In response to the mounting offensive, Samsung changed its earlier stance to actively counter LG’s bitter attacks on its TVs.

Samsung said ICDM’s standard for color modulation, which was introduced decades ago, has its own limit in evaluating the latest TV technology.

“8K TV’s quality should be evaluated considering various factors, including brightness, color and signal processing capabilities,” Yong Jason, head of TV R&D Group at Samsung Electronics, said during a technology briefing hours after LG’s event.

Samsung said 8K TVs should not only deliver high-quality images but also seamlessly process various content received via different channels, including online streaming, cable TV and so on.

Rather than focusing on a specific picture quality standard, Samsung highlighted its strong sales figures and expanding partnership in the “8K Association.”

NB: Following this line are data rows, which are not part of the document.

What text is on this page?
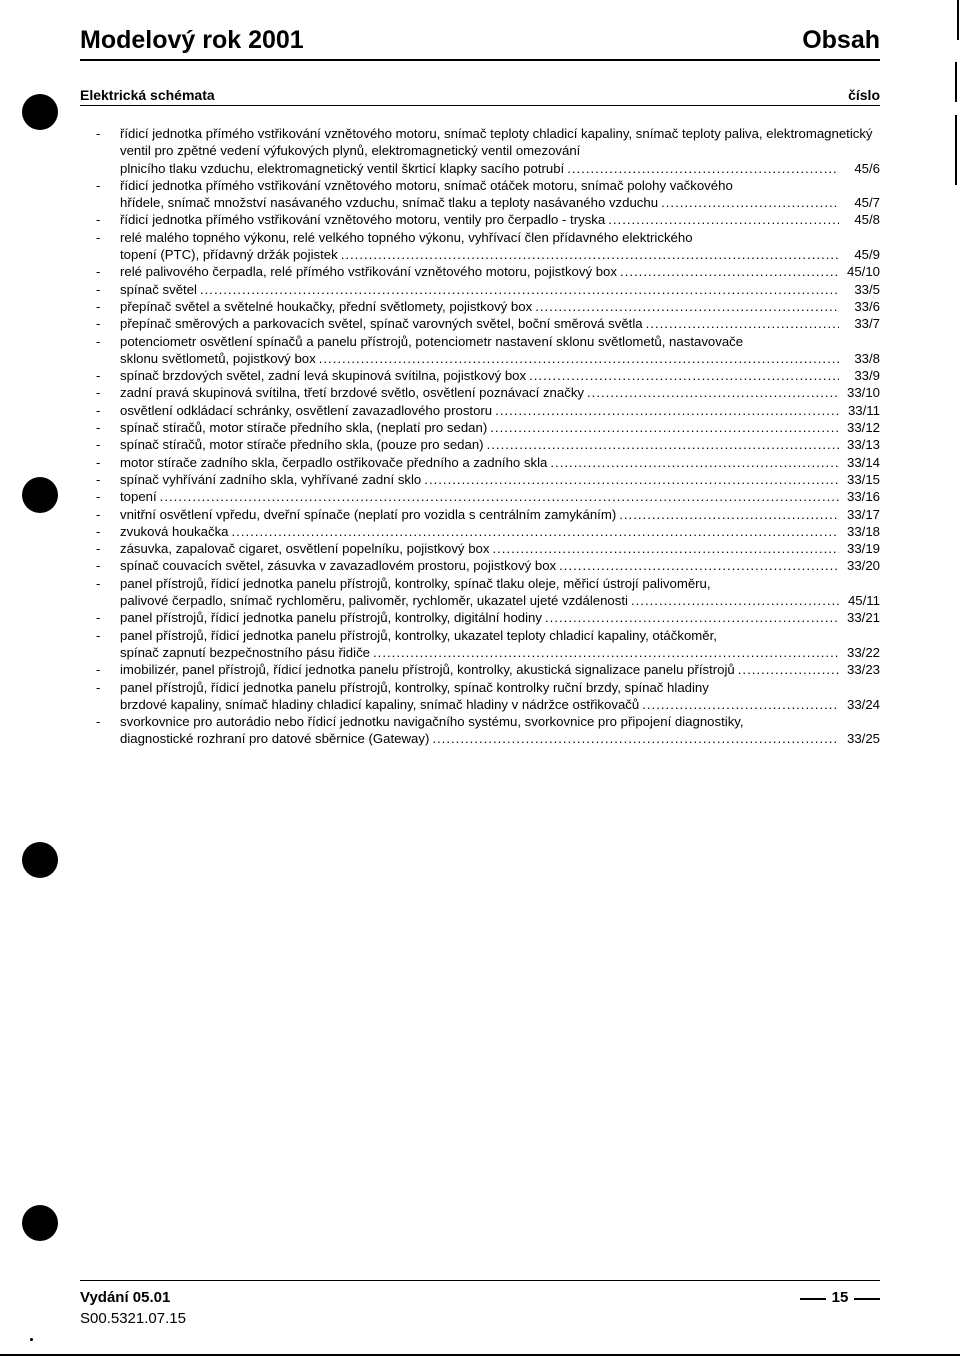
Modelový rok 2001	Obsah
Elektrická schémata	číslo
- řídicí jednotka přímého vstřikování vznětového motoru, snímač teploty chladicí kapaliny, snímač teploty paliva, elektromagnetický ventil pro zpětné vedení výfukových plynů, elektromagnetický ventil omezování
plnicího tlaku vzduchu, elektromagnetický ventil škrticí klapky sacího potrubí .....	45/6
- řídicí jednotka přímého vstřikování vznětového motoru, snímač otáček motoru, snímač polohy vačkového
hřídele, snímač množství nasávaného vzduchu, snímač tlaku a teploty nasávaného vzduchu .....	45/7
- řídicí jednotka přímého vstřikování vznětového motoru, ventily pro čerpadlo - tryska .....	45/8
- relé malého topného výkonu, relé velkého topného výkonu, vyhřívací člen přídavného elektrického
topení (PTC), přídavný držák pojistek .....	45/9
- relé palivového čerpadla, relé přímého vstřikování vznětového motoru, pojistkový box .....	45/10
- spínač světel .....	33/5
- přepínač světel a světelné houkačky, přední světlomety, pojistkový box .....	33/6
- přepínač směrových a parkovacích světel, spínač varovných světel, boční směrová světla .....	33/7
- potenciometr osvětlení spínačů a panelu přístrojů, potenciometr nastavení sklonu světlometů, nastavovače
sklonu světlometů, pojistkový box .....	33/8
- spínač brzdových světel, zadní levá skupinová svítilna, pojistkový box .....	33/9
- zadní pravá skupinová svítilna, třetí brzdové světlo, osvětlení poznávací značky .....	33/10
- osvětlení odkládací schránky, osvětlení zavazadlového prostoru .....	33/11
- spínač stíračů, motor stírače předního skla, (neplatí pro sedan) .....	33/12
- spínač stíračů, motor stírače předního skla, (pouze pro sedan) .....	33/13
- motor stírače zadního skla, čerpadlo ostřikovače předního a zadního skla .....	33/14
- spínač vyhřívání zadního skla, vyhřívané zadní sklo .....	33/15
- topení .....	33/16
- vnitřní osvětlení vpředu, dveřní spínače (neplatí pro vozidla s centrálním zamykáním) .....	33/17
- zvuková houkačka .....	33/18
- zásuvka, zapalovač cigaret, osvětlení popelníku, pojistkový box .....	33/19
- spínač couvacích světel, zásuvka v zavazadlovém prostoru, pojistkový box .....	33/20
- panel přístrojů, řídicí jednotka panelu přístrojů, kontrolky, spínač tlaku oleje, měřicí ústrojí palivoměru,
palivové čerpadlo, snímač rychloměru, palivoměr, rychloměr, ukazatel ujeté vzdálenosti .....	45/11
- panel přístrojů, řídicí jednotka panelu přístrojů, kontrolky, digitální hodiny .....	33/21
- panel přístrojů, řídicí jednotka panelu přístrojů, kontrolky, ukazatel teploty chladicí kapaliny, otáčkoměr,
spínač zapnutí bezpečnostního pásu řidiče .....	33/22
- imobilizér, panel přístrojů, řídicí jednotka panelu přístrojů, kontrolky, akustická signalizace panelu přístrojů .....	33/23
- panel přístrojů, řídicí jednotka panelu přístrojů, kontrolky, spínač kontrolky ruční brzdy, spínač hladiny
brzdové kapaliny, snímač hladiny chladicí kapaliny, snímač hladiny v nádržce ostřikovačů .....	33/24
- svorkovnice pro autorádio nebo řídicí jednotku navigačního systému, svorkovnice pro připojení diagnostiky,
diagnostické rozhraní pro datové sběrnice (Gateway) .....	33/25
Vydání 05.01
S00.5321.07.15
15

The world’s biggest TV maker is leading the 8K Association aimed at expanding the industry ecosystem and setting standards. It now has 16 members, including TV set makers, panel manufactures, chip suppliers and content providers. LG hasn’t joined the Samsung-led initiative.

“QLED 8K TV is recognized as the most advanced TV, and sales numbers prove it,” another Samsung official said. “In the end, consumer choice matters.”

Samsung’s share in the TV market accounted for 31.5 percent in terms of value in the second quarter, marking the highest in over six years, according to market researcher IHS Markit.

The Korean tech giant’s share was nearly twice that of its smaller home rival LG Electronics Inc. with 16.5 percent. Japan’s Sony took third with 8.8 percent, trailed by China’s TCL with 6.3 percent.

The number of QLED TVs sold in the global market reached 1.2 million in the second quarter, more than doubling from a year earlier, with 1.09 million units by Samsung, the firm said.